Unit 4. Tipping Point

In sociology, a tipping point is a point in time when a group—or many group members—rapidly and dramatically changes its behavior by widely adopting a previously rare practice.


The phrase was first used in sociology by Morton Grodzins when he adopted the phrase from physics where it referred to the adding a small amount of weight to a balanced object until the additional weight caused the object to suddenly and completely topple, or tip. Grodzins studied integrating American neighborhoods in the early 1960s. He discovered that most of the white families remained in the neighborhood as long as the comparative number of black families remained very small. But, at a certain point, when "one too many" black families arrived, the remaining white families would move out en masse in a process known as white flight.

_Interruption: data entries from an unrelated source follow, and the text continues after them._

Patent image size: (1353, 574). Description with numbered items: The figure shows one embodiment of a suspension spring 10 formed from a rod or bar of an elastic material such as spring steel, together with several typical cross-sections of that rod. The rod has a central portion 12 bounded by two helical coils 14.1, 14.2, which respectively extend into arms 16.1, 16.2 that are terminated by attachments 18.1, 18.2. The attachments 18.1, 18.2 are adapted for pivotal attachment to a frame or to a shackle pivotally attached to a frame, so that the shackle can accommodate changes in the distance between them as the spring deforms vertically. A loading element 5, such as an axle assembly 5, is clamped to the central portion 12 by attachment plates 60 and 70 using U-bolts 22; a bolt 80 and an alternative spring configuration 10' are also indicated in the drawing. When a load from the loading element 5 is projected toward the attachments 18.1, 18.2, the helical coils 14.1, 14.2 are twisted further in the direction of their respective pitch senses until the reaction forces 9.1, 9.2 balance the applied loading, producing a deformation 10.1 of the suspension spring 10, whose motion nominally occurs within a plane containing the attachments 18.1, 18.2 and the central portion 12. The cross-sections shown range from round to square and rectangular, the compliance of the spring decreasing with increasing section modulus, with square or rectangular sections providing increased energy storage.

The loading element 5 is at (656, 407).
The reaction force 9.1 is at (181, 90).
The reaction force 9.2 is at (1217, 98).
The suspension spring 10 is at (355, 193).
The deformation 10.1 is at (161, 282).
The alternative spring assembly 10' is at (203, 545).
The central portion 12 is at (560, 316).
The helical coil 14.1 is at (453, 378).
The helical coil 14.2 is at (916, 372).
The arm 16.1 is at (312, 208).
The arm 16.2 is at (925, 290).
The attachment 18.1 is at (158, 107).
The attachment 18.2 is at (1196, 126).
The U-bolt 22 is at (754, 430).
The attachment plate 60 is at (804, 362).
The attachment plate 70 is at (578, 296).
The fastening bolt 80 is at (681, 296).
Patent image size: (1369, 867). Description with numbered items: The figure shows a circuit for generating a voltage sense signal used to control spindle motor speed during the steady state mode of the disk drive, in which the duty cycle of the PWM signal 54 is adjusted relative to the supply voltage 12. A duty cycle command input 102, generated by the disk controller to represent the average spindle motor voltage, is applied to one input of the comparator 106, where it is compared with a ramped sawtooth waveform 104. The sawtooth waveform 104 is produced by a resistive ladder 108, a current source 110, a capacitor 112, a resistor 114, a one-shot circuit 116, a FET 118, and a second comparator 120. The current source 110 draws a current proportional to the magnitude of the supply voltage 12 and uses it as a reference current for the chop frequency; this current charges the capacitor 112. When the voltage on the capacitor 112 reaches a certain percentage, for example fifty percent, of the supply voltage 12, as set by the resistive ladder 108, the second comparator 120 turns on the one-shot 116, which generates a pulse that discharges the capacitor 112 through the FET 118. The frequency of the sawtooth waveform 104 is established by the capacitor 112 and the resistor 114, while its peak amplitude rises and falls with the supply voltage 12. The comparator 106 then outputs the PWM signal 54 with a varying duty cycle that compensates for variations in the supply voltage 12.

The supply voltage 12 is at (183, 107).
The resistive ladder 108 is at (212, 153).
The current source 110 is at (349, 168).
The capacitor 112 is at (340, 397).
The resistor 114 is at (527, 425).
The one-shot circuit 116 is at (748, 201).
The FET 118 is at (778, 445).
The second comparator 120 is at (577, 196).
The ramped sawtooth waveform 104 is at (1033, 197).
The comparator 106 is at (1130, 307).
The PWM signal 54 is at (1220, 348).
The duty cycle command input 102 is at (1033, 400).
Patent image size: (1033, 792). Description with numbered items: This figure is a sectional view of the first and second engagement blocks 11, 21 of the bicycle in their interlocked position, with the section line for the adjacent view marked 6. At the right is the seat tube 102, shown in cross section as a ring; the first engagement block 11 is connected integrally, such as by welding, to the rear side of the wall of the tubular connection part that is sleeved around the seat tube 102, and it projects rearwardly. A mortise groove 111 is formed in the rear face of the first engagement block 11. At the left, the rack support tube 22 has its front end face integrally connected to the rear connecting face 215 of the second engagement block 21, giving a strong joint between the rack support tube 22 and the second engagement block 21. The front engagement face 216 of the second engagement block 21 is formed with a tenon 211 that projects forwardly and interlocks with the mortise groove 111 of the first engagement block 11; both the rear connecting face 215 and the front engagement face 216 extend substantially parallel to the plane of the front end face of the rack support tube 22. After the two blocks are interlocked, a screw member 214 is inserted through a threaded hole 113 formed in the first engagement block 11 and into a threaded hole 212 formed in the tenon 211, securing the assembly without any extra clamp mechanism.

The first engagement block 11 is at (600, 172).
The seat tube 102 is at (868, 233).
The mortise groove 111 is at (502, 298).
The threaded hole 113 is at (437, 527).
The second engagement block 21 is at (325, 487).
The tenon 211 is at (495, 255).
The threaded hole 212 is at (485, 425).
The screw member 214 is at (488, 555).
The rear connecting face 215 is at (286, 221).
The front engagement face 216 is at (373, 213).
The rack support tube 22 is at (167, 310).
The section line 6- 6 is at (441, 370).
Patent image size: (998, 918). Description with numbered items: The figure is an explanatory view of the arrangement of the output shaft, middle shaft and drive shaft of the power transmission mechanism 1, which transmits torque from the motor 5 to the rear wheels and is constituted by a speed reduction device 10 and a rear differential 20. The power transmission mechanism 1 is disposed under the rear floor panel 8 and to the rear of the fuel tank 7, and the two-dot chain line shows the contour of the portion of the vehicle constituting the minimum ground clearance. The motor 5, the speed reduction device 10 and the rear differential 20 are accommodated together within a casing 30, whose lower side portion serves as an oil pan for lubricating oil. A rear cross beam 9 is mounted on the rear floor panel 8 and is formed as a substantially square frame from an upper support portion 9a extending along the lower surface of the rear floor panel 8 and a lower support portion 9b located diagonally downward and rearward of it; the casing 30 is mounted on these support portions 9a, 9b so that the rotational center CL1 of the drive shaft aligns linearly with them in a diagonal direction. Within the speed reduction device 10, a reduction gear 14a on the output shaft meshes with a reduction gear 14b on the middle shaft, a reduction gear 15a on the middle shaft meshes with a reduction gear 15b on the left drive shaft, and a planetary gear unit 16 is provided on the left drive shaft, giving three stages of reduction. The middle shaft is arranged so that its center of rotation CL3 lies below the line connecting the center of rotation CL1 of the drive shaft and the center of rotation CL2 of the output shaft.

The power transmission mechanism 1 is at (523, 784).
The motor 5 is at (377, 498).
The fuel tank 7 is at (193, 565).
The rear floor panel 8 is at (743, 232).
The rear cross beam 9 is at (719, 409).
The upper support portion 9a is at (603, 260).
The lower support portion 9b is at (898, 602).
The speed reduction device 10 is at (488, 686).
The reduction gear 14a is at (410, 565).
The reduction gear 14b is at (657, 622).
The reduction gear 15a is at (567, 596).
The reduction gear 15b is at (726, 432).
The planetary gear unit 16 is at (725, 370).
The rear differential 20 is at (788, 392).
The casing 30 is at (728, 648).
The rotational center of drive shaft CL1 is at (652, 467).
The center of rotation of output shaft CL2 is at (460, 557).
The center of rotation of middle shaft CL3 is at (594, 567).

He called that moment the "tipping point".
The idea was expanded and built upon by Nobel Prize-winner Thomas Schelling in 1971. A similar idea underlies Mark Granovetter’s threshold model of collective behavior.
Scientists at Rensselaer Polytechnic Institute have found that when just 10 percent of the population holds an unshakable belief, their belief will always be adopted by the majority of people who simply change their beliefs if their last two social interactions agreed with a new one.
The term was popularized in application to daily life by Malcolm Gladwell's 2000 bestselling book The Tipping Point: How Little Things Can Make a Big Difference.